Off we set, initially they seemed happy, wife up front with me and him sprawled on the back seat. They did the usual, which is slag off the other people who had been at the party (apparently it was a wedding and Aunty Marie had made a “show of herself”) but very quickly, and I don’t know why, the mood became very dark between them.

Husband asked why wife had sat up front with me. Now this is always a worry as a cabby, some women like to have a flirt, and this can be awkward when a drunken husband is sitting less than three feet away! But I honestly didn’t feel that this lady was flirting with me, I just think she didn’t want to sit next to her drunken husband! I often am quite chatty with passengers, but I’d made a decision to let these two keep the conversation to themselves and I was sitting firmly on the sidelines as the storm clouds grew. I’d noticed that wife was scrolling through messages on a mobile phone she was holding. I’d assumed it was hers and she’d called the cab on it. Hubby suddenly asked “where’s me phone?” wife replied “here”

At this husband suddenly burst into life, he jumped forward and frantically started to grab the phone off his wife, who wasn’t going to hand it over, no matter what he tried!

“Give it here! Give it here! I only gave it to you to ring the cab!”

“No! I’m looking at it, whats your problem? Why don’t you want me to look at it?”

This went on for a moment with husband reaching across, in the end I had to tell him to “sit the f**k down or I’ll have to stop and you’ll get out”
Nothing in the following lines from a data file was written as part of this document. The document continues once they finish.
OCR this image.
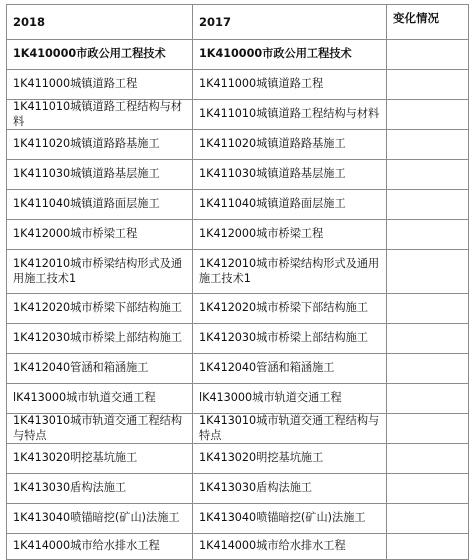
2018	2017	变化情况
1K410000市政公用工程技术	1K410000市政公用工程技术	
1K411000城镇道路工程	1K411000城镇道路工程	
1K411010城镇道路工程结构与材料	1K411010城镇道路工程结构与材料	
1K411020城镇道路路基施工	1K411020城镇道路路基施工	
1K411030城镇道路基层施工	1K411030城镇道路基层施工	
1K411040城镇道路面层施工	1K411040城镇道路面层施工	
1K412000城市桥梁工程	1K412000城市桥梁工程	
1K412010城市桥梁结构形式及通用施工技术1	1K412010城市桥梁结构形式及通用施工技术1	
1K412020城市桥梁下部结构施工	1K412020城市桥梁下部结构施工	
1K412030城市桥梁上部结构施工	1K412030城市桥梁上部结构施工	
1K412040管涵和箱涵施工	1K412040管涵和箱涵施工	
lK413000城市轨道交通工程	lK413000城市轨道交通工程	
1K413010城市轨道交通工程结构与特点	1K413010城市轨道交通工程结构与特点	
1K413020明挖基坑施工	1K413020明挖基坑施工	
1K413030盾构法施工	1K413030盾构法施工	
1K413040喷锚暗挖(矿山)法施工	1K413040喷锚暗挖(矿山)法施工	
1K414000城市给水排水工程	1K414000城市给水排水工程	
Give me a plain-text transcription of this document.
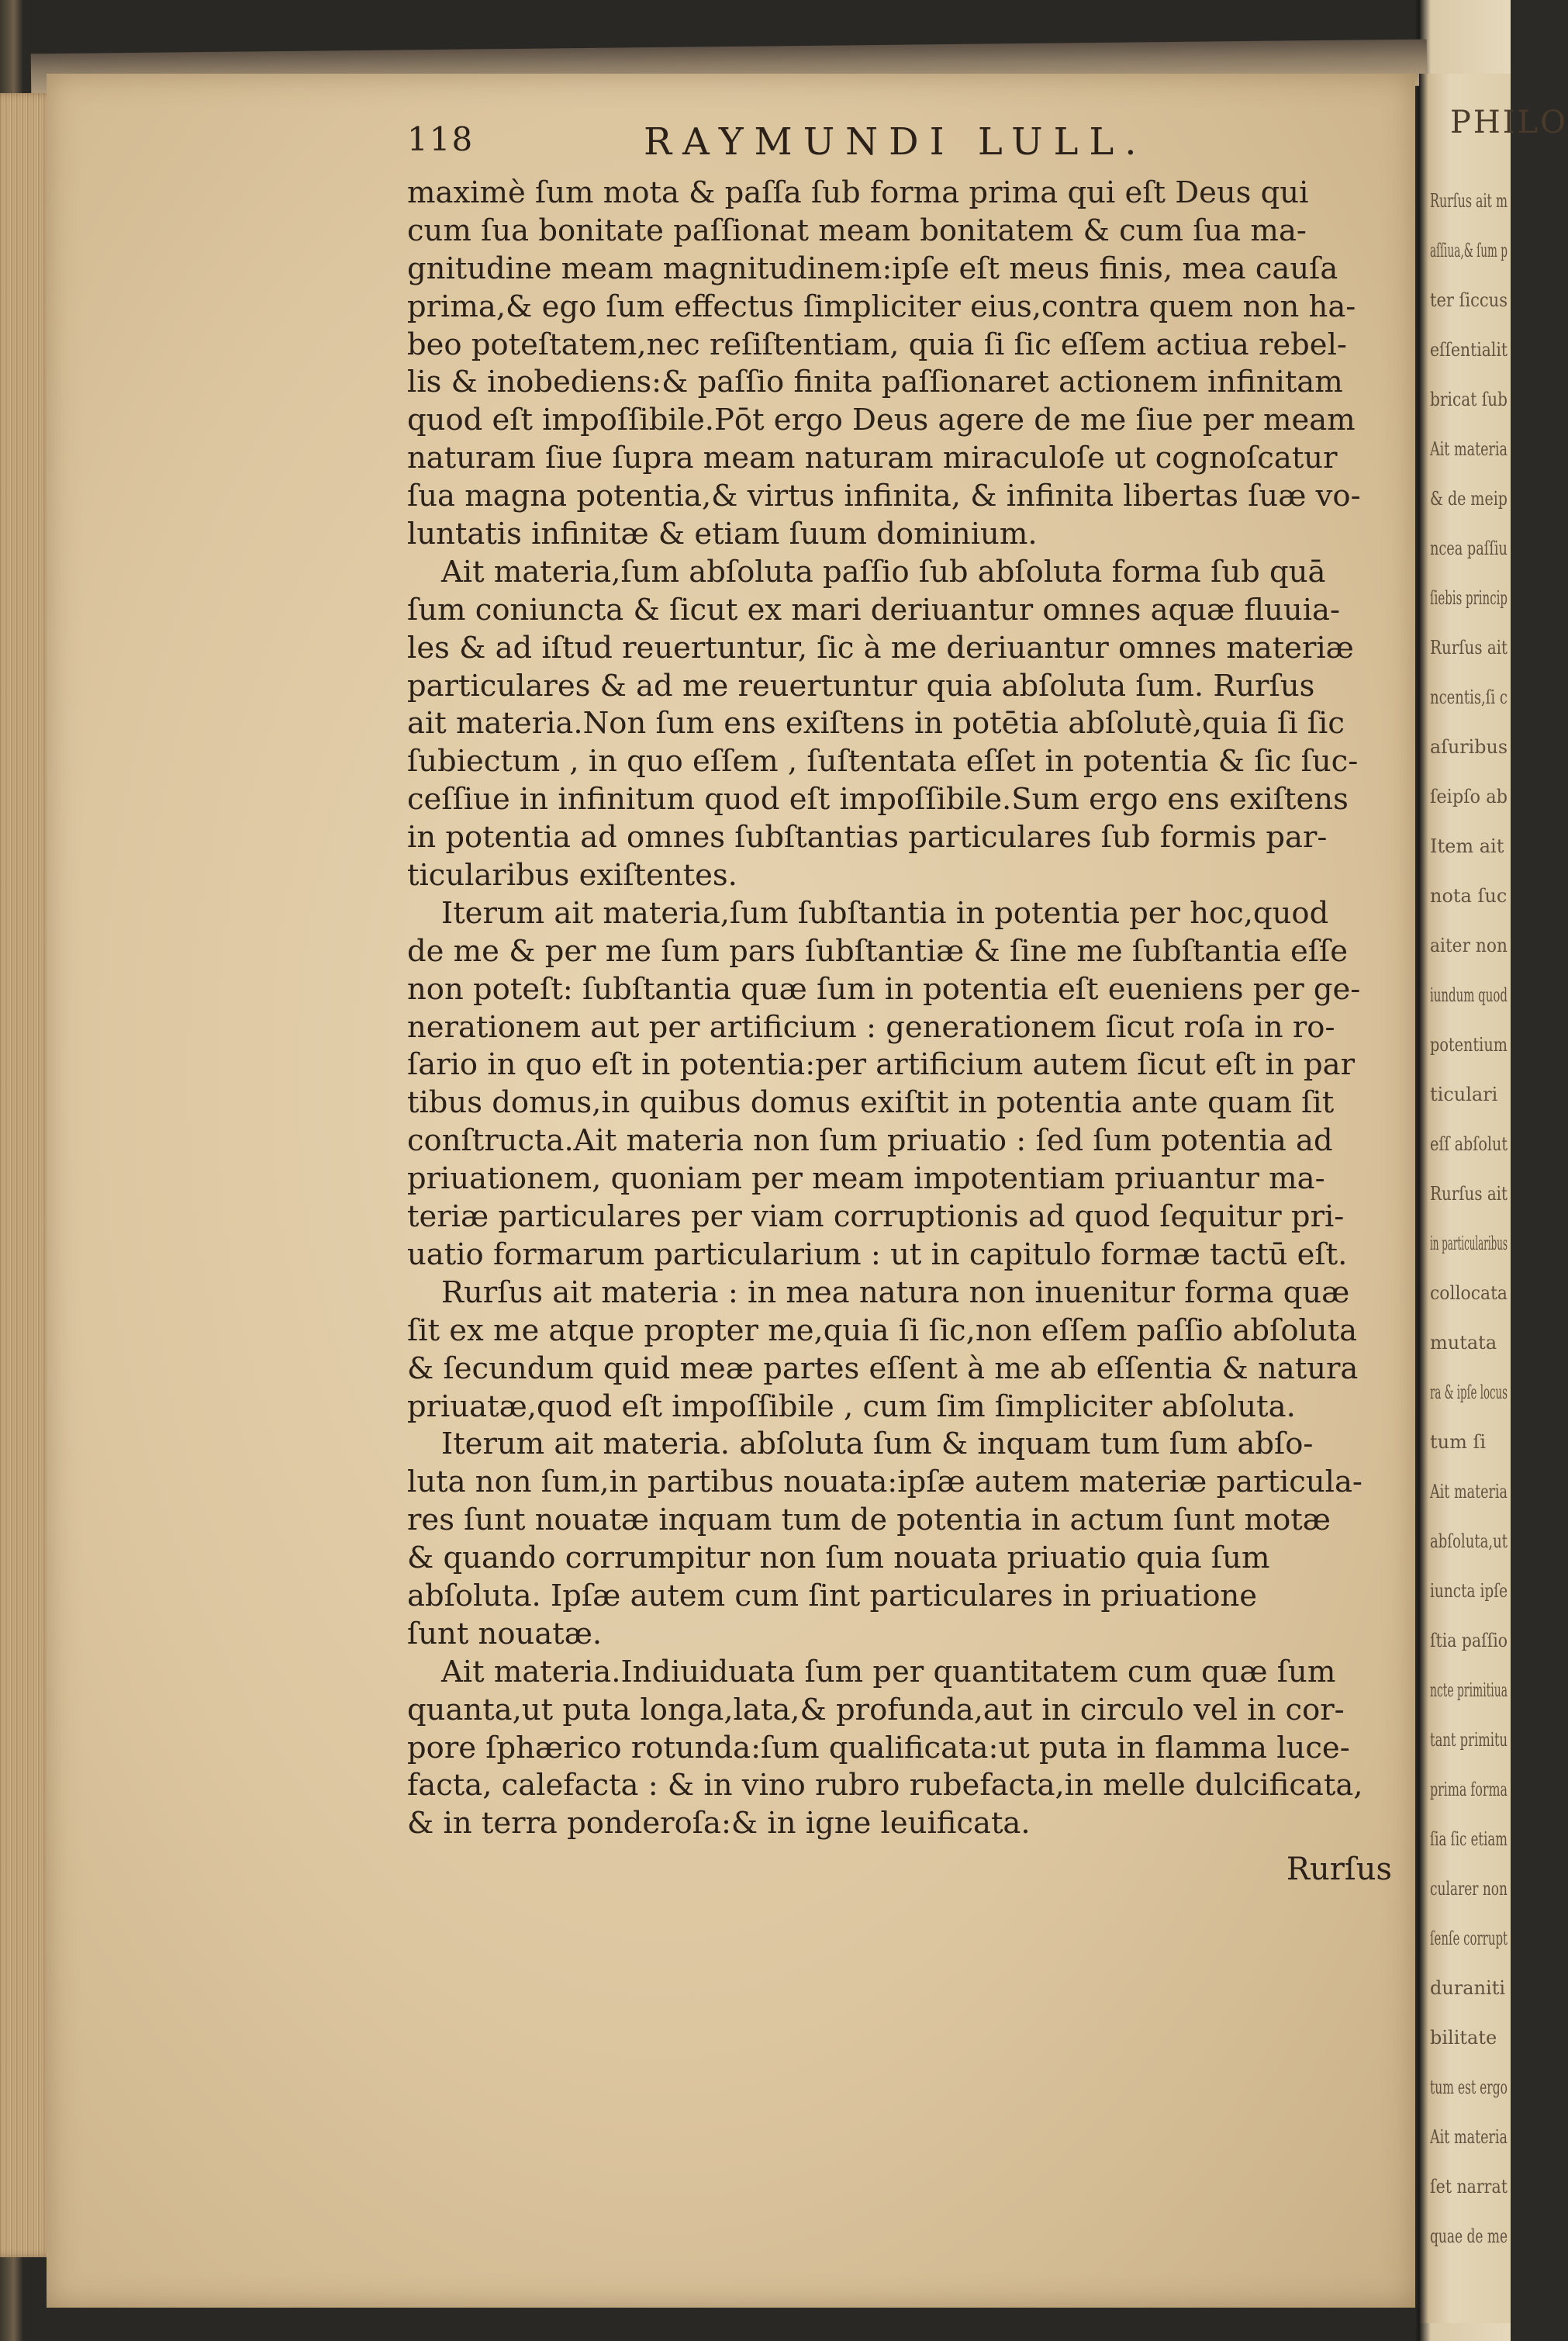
118	RAYMUNDI LULL.
maximè ſum mota & paſſa ſub forma prima qui eſt Deus qui
cum ſua bonitate paſſionat meam bonitatem & cum ſua ma-
gnitudine meam magnitudinem:ipſe eſt meus finis, mea cauſa
prima,& ego ſum effectus ſimpliciter eius,contra quem non ha-
beo poteſtatem,nec reſiſtentiam, quia ſi ſic eſſem actiua rebel-
lis & inobediens:& paſſio finita paſſionaret actionem infinitam
quod eſt impoſſibile.Pōt ergo Deus agere de me ſiue per meam
naturam ſiue ſupra meam naturam miraculoſe ut cognoſcatur
ſua magna potentia,& virtus infinita, & infinita libertas ſuæ vo-
luntatis infinitæ & etiam ſuum dominium.
Ait materia,ſum abſoluta paſſio ſub abſoluta forma ſub quā
ſum coniuncta & ſicut ex mari deriuantur omnes aquæ fluuia-
les & ad iſtud reuertuntur, ſic à me deriuantur omnes materiæ
particulares & ad me reuertuntur quia abſoluta ſum. Rurſus
ait materia.Non ſum ens exiſtens in potētia abſolutè,quia ſi ſic
ſubiectum , in quo eſſem , ſuſtentata eſſet in potentia & ſic ſuc-
ceſſiue in infinitum quod eſt impoſſibile.Sum ergo ens exiſtens
in potentia ad omnes ſubſtantias particulares ſub formis par-
ticularibus exiſtentes.
Iterum ait materia,ſum ſubſtantia in potentia per hoc,quod
de me & per me ſum pars ſubſtantiæ & ſine me ſubſtantia eſſe
non poteſt: ſubſtantia quæ ſum in potentia eſt eueniens per ge-
nerationem aut per artificium : generationem ſicut roſa in ro-
ſario in quo eſt in potentia:per artificium autem ſicut eſt in par
tibus domus,in quibus domus exiſtit in potentia ante quam ſit
conſtructa.Ait materia non ſum priuatio : ſed ſum potentia ad
priuationem, quoniam per meam impotentiam priuantur ma-
teriæ particulares per viam corruptionis ad quod ſequitur pri-
uatio formarum particularium : ut in capitulo formæ tactū eſt.
Rurſus ait materia : in mea natura non inuenitur forma quæ
ſit ex me atque propter me,quia ſi ſic,non eſſem paſſio abſoluta
& ſecundum quid meæ partes eſſent à me ab eſſentia & natura
priuatæ,quod eſt impoſſibile , cum ſim ſimpliciter abſoluta.
Iterum ait materia. abſoluta ſum & inquam tum ſum abſo-
luta non ſum,in partibus nouata:ipſæ autem materiæ particula-
res ſunt nouatæ inquam tum de potentia in actum ſunt motæ
& quando corrumpitur non ſum nouata priuatio quia ſum
abſoluta. Ipſæ autem cum ſint particulares in priuatione
ſunt nouatæ.
Ait materia.Indiuiduata ſum per quantitatem cum quæ ſum
quanta,ut puta longa,lata,& profunda,aut in circulo vel in cor-
pore ſphærico rotunda:ſum qualificata:ut puta in flamma luce-
facta, calefacta : & in vino rubro rubefacta,in melle dulcificata,
& in terra ponderoſa:& in igne leuificata.
Rurſus
PHILO
Rurſus ait m
aſſiua,& ſum p
ter ſiccus
eſſentialit
bricat ſub
Ait materia
& de meip
ncea paſſiu
ſiebis princip
Rurſus ait
ncentis,ſi c
aſuribus
ſeipſo ab
Item ait
nota ſuc
aiter non
iundum quod
potentium
ticulari
eſſ abſolut
Rurſus ait
in particularibus
collocata
mutata
ra & ipſe locus
tum ſi
Ait materia
abſoluta,ut
iuncta ipſe
ſtia paſſio
ncte primitiua
tant primitu
prima forma
ſia ſic etiam
cularer non
ſenſe corrupt
duraniti
bilitate
tum est ergo
Ait materia
ſet narrat
quae de me
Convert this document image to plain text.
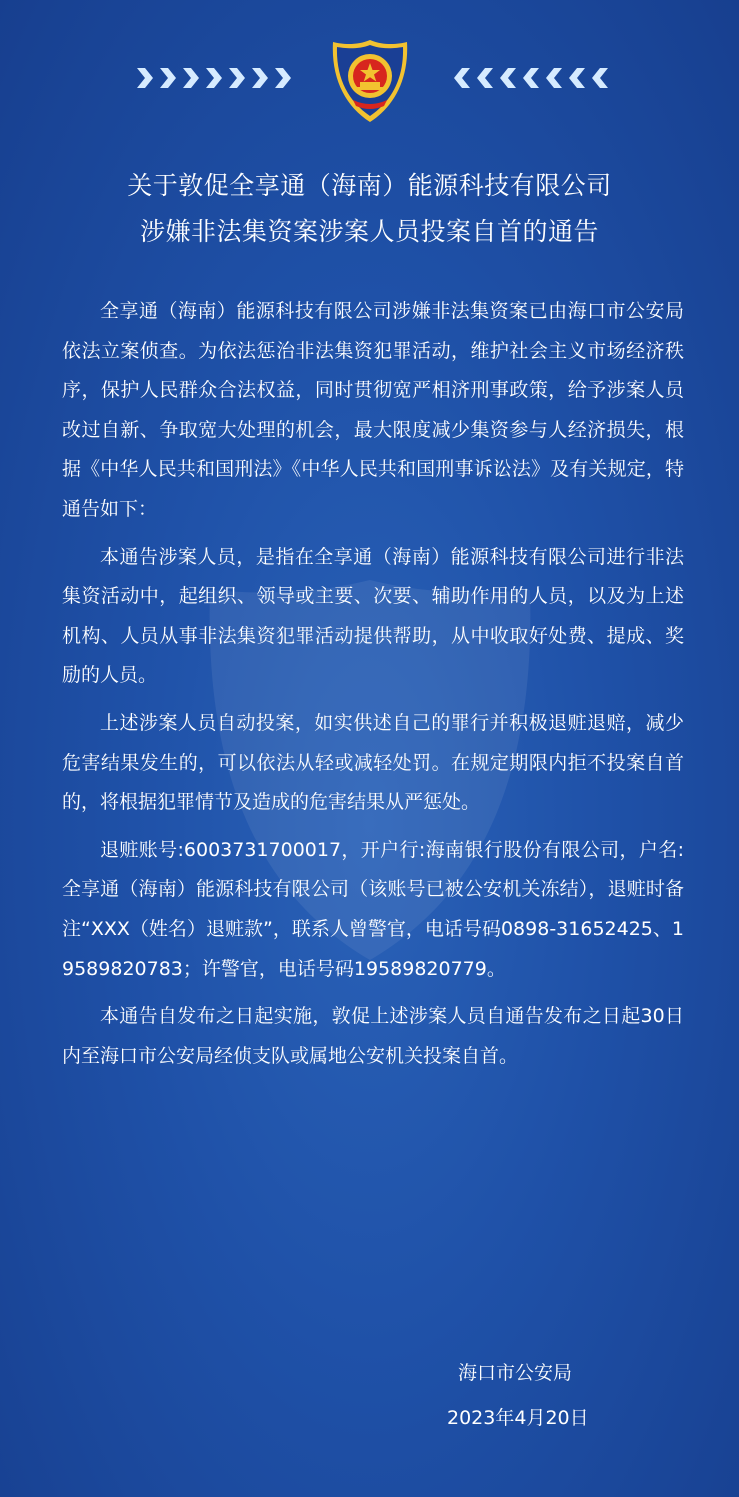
关于敦促全享通（海南）能源科技有限公司
涉嫌非法集资案涉案人员投案自首的通告

全享通（海南）能源科技有限公司涉嫌非法集资案已由海口市公安局依法立案侦查。为依法惩治非法集资犯罪活动，维护社会主义市场经济秩序，保护人民群众合法权益，同时贯彻宽严相济刑事政策，给予涉案人员改过自新、争取宽大处理的机会，最大限度减少集资参与人经济损失，根据《中华人民共和国刑法》《中华人民共和国刑事诉讼法》及有关规定，特通告如下：

本通告涉案人员，是指在全享通（海南）能源科技有限公司进行非法集资活动中，起组织、领导或主要、次要、辅助作用的人员，以及为上述机构、人员从事非法集资犯罪活动提供帮助，从中收取好处费、提成、奖励的人员。

上述涉案人员自动投案，如实供述自己的罪行并积极退赃退赔，减少危害结果发生的，可以依法从轻或减轻处罚。在规定期限内拒不投案自首的，将根据犯罪情节及造成的危害结果从严惩处。

退赃账号:6003731700017，开户行:海南银行股份有限公司，户名:全享通（海南）能源科技有限公司（该账号已被公安机关冻结），退赃时备注“XXX（姓名）退赃款”，联系人曾警官，电话号码0898-31652425、19589820783；许警官，电话号码19589820779。

本通告自发布之日起实施，敦促上述涉案人员自通告发布之日起30日内至海口市公安局经侦支队或属地公安机关投案自首。

海口市公安局
2023年4月20日
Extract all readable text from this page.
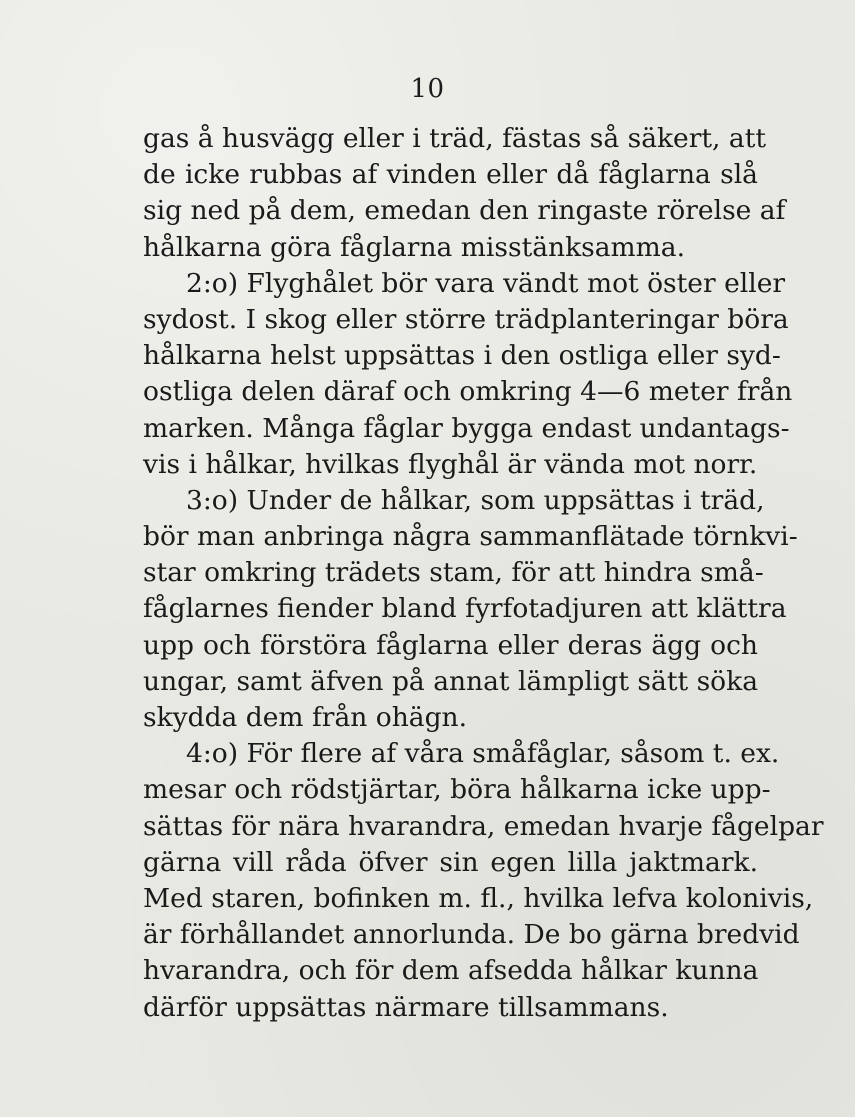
10
gas å husvägg eller i träd, fästas så säkert, att
de icke rubbas af vinden eller då fåglarna slå
sig ned på dem, emedan den ringaste rörelse af
hålkarna göra fåglarna misstänksamma.
2:o) Flyghålet bör vara vändt mot öster eller
sydost. I skog eller större trädplanteringar böra
hålkarna helst uppsättas i den ostliga eller syd-
ostliga delen däraf och omkring 4—6 meter från
marken. Många fåglar bygga endast undantags-
vis i hålkar, hvilkas flyghål är vända mot norr.
3:o) Under de hålkar, som uppsättas i träd,
bör man anbringa några sammanflätade törnkvi-
star omkring trädets stam, för att hindra små-
fåglarnes fiender bland fyrfotadjuren att klättra
upp och förstöra fåglarna eller deras ägg och
ungar, samt äfven på annat lämpligt sätt söka
skydda dem från ohägn.
4:o) För flere af våra småfåglar, såsom t. ex.
mesar och rödstjärtar, böra hålkarna icke upp-
sättas för nära hvarandra, emedan hvarje fågelpar
gärna vill råda öfver sin egen lilla jaktmark.
Med staren, bofinken m. fl., hvilka lefva kolonivis,
är förhållandet annorlunda. De bo gärna bredvid
hvarandra, och för dem afsedda hålkar kunna
därför uppsättas närmare tillsammans.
He apologised and they sat in silence, wife put the phone back into her handbag and an awkward truce developed, or that’s what I thought,

“why are you pushing the back of my seat?” said wife

“I’m not” said husband

I glanced at husband who nodded to me in a “its okay mate I’ll not cause any problems” kind of way.

By now I was thinking “I’m going to end up fighting here” and getting that flight or fight feeling but the moment seemed to pass and the car quietened down.  We arrived at their home address and the lady reached across and squeezed my knee before getting out ( doesn’t happen often and gave me a bit of a start!). Husband got out and quickly caught up to her and whispered in her ear, she ignored him and went into the house as he returned to the car to pay me.

“Sorry mate” he said “she was taking the piss”

“I’m not sure mate, its fourteen quid”

“there is nothing on my phone” (a little to forcibly)

“whatever mate, nothing to do with me, fourteen quid please”

“she just wanted to wind me up”

“fourteen please”

“thinks i’m having an affair”


“How much was that?”

And he paid me and I watched him walk back into the house. I’m guessing they had a real ding dong domestic that night, about the phone, the journey, the “affair” and possibly even the cab driver, maybe even Aunty Marie.

As I drove away, I couldn’t help wondering, how a nice night out had turned so quickly into a full blown fight, how a couple who are probably quite nice people would wash their dirty laundry in front of a total stranger and, more importantly, how thick the walls where in their house… because I’m guessing the neighbours had to listen to an awful lot of shouting before dawn!